Para além do efeito direto na conformidade, estes acordos tendem a ter implicações comerciais: podem envolver pagamentos entre empresas, partilha de know-how e, nalguns casos, reforçar relações industriais que se refletem em plataformas, tecnologia de baterias ou cadeias de abastecimento.

Outros agrupamentos já anunciados

A Mazda e a Changan não são caso único. Nos últimos meses, vários fabricantes comunicaram iniciativas semelhantes:

  • Na semana passada, soube-se que Nissan e BYD também se irão agrupar.
  • No início do ano, Mercedes-Benz e Volvo confirmaram igualmente uma parceria do mesmo tipo.

Mais recentemente, a KG Mobility (antiga SsangYong) anunciou que se iria agrupar com a marca chinesa de veículos elétricos XPeng, com o mesmo objetivo: cumprir as metas de emissões.

De acordo com a informação disponível, eventuais acordos adicionais entre outras marcas deverão ficar fechados até 31 de dezembro de 2025.

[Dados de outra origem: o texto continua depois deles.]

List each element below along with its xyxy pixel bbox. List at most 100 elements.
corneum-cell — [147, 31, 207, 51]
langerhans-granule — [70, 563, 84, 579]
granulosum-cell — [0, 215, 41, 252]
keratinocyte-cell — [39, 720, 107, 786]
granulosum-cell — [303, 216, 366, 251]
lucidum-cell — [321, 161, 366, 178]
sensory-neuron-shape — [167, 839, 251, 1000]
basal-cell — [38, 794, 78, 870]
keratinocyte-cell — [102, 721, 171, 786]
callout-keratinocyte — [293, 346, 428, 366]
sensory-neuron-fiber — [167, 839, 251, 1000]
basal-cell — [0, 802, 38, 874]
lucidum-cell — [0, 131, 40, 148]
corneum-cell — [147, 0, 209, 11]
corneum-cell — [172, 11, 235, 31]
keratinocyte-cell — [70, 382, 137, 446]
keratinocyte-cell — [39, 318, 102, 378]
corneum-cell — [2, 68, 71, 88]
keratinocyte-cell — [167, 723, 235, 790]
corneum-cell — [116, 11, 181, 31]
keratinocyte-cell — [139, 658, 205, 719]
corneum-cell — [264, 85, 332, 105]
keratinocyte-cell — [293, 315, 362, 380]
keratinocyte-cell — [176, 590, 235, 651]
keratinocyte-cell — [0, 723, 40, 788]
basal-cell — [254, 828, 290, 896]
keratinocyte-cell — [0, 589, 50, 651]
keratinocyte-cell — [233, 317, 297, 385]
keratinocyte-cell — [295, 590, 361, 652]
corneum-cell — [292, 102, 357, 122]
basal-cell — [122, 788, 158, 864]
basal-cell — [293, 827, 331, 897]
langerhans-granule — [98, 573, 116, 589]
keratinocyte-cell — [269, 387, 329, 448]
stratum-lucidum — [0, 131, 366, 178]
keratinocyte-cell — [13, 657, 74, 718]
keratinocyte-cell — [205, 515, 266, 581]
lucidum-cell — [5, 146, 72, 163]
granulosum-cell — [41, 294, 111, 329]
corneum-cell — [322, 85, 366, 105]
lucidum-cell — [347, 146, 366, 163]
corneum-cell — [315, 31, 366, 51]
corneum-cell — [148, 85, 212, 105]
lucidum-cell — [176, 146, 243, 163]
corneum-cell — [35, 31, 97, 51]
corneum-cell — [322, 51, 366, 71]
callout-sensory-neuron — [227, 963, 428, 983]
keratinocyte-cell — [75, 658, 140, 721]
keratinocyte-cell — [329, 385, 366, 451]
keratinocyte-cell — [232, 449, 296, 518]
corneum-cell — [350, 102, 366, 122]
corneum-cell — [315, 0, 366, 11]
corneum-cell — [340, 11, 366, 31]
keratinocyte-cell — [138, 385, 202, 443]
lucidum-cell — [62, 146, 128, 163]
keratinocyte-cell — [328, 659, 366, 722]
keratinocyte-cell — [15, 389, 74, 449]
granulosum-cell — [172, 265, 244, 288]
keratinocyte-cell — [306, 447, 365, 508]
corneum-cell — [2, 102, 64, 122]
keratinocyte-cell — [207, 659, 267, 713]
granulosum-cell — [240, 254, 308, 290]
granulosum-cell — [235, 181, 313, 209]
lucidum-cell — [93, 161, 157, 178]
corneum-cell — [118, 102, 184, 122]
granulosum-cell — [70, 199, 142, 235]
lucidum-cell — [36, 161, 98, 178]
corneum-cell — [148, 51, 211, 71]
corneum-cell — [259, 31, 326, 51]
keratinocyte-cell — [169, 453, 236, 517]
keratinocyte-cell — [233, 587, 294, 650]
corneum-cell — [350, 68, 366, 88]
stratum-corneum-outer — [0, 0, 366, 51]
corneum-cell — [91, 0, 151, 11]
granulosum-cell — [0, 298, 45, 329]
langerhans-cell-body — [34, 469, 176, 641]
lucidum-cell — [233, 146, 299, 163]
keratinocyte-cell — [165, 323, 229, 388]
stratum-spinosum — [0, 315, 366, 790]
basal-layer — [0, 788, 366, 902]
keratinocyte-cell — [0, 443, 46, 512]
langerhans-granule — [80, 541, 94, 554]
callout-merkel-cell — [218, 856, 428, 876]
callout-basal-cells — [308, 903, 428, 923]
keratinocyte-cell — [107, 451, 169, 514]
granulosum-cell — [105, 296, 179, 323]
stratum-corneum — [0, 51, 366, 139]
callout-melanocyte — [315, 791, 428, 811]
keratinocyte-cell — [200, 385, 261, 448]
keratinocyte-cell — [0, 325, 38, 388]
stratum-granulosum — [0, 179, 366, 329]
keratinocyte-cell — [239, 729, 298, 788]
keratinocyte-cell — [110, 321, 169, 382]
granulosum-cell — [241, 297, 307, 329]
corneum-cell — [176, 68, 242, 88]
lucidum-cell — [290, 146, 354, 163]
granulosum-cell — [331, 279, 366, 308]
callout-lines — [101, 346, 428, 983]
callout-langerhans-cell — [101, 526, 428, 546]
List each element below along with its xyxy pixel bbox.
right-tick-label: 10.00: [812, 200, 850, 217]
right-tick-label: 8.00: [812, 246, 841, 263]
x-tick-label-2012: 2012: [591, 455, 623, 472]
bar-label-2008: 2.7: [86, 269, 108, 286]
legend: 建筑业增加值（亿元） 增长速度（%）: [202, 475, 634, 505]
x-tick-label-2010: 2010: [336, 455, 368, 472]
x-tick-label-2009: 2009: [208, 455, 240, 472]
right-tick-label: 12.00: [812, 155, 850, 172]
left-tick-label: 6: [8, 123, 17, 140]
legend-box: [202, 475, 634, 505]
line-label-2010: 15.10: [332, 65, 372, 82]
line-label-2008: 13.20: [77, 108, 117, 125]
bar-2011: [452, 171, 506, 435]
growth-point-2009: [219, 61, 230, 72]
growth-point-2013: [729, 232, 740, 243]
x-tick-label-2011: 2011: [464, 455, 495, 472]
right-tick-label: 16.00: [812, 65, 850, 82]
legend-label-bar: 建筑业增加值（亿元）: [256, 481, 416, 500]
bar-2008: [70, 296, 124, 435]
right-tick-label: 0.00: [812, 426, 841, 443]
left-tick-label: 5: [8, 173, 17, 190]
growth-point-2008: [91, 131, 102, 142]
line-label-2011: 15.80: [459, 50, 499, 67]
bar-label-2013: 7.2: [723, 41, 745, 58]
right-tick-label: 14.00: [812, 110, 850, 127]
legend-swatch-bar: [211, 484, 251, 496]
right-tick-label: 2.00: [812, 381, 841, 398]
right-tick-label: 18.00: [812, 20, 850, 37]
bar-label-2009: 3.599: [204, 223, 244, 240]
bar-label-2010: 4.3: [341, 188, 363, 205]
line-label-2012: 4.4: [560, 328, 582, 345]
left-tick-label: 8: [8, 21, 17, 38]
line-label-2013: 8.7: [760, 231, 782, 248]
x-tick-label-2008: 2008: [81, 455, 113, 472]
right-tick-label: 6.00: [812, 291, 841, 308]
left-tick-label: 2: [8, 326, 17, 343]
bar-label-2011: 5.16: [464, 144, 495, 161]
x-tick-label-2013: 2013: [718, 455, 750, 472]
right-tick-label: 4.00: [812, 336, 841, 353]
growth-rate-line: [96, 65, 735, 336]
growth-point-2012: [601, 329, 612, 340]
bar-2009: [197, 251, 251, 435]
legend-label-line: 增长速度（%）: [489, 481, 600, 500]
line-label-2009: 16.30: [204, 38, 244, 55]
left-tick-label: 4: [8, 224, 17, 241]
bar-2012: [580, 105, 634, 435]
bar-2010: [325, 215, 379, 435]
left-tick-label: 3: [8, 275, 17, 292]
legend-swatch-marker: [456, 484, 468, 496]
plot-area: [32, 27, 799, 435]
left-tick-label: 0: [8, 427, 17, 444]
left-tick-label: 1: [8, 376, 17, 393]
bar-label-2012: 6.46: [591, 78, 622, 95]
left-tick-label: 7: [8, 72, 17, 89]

Não é a primeira vez: o precedente de 2020/2021

Este tipo de solução já foi usado noutra fase de maior pressão regulatória. Em 2020/2021, vários construtores recorreram a agrupamentos para cumprir objetivos semelhantes.

O exemplo mais conhecido foi o da então FCA (Fiat Chrysler Automobiles), que se juntou à Tesla para as contas das emissões. O montante pago pela primeira à segunda acabou por contribuir para financiar a construção da fábrica da Tesla na Alemanha.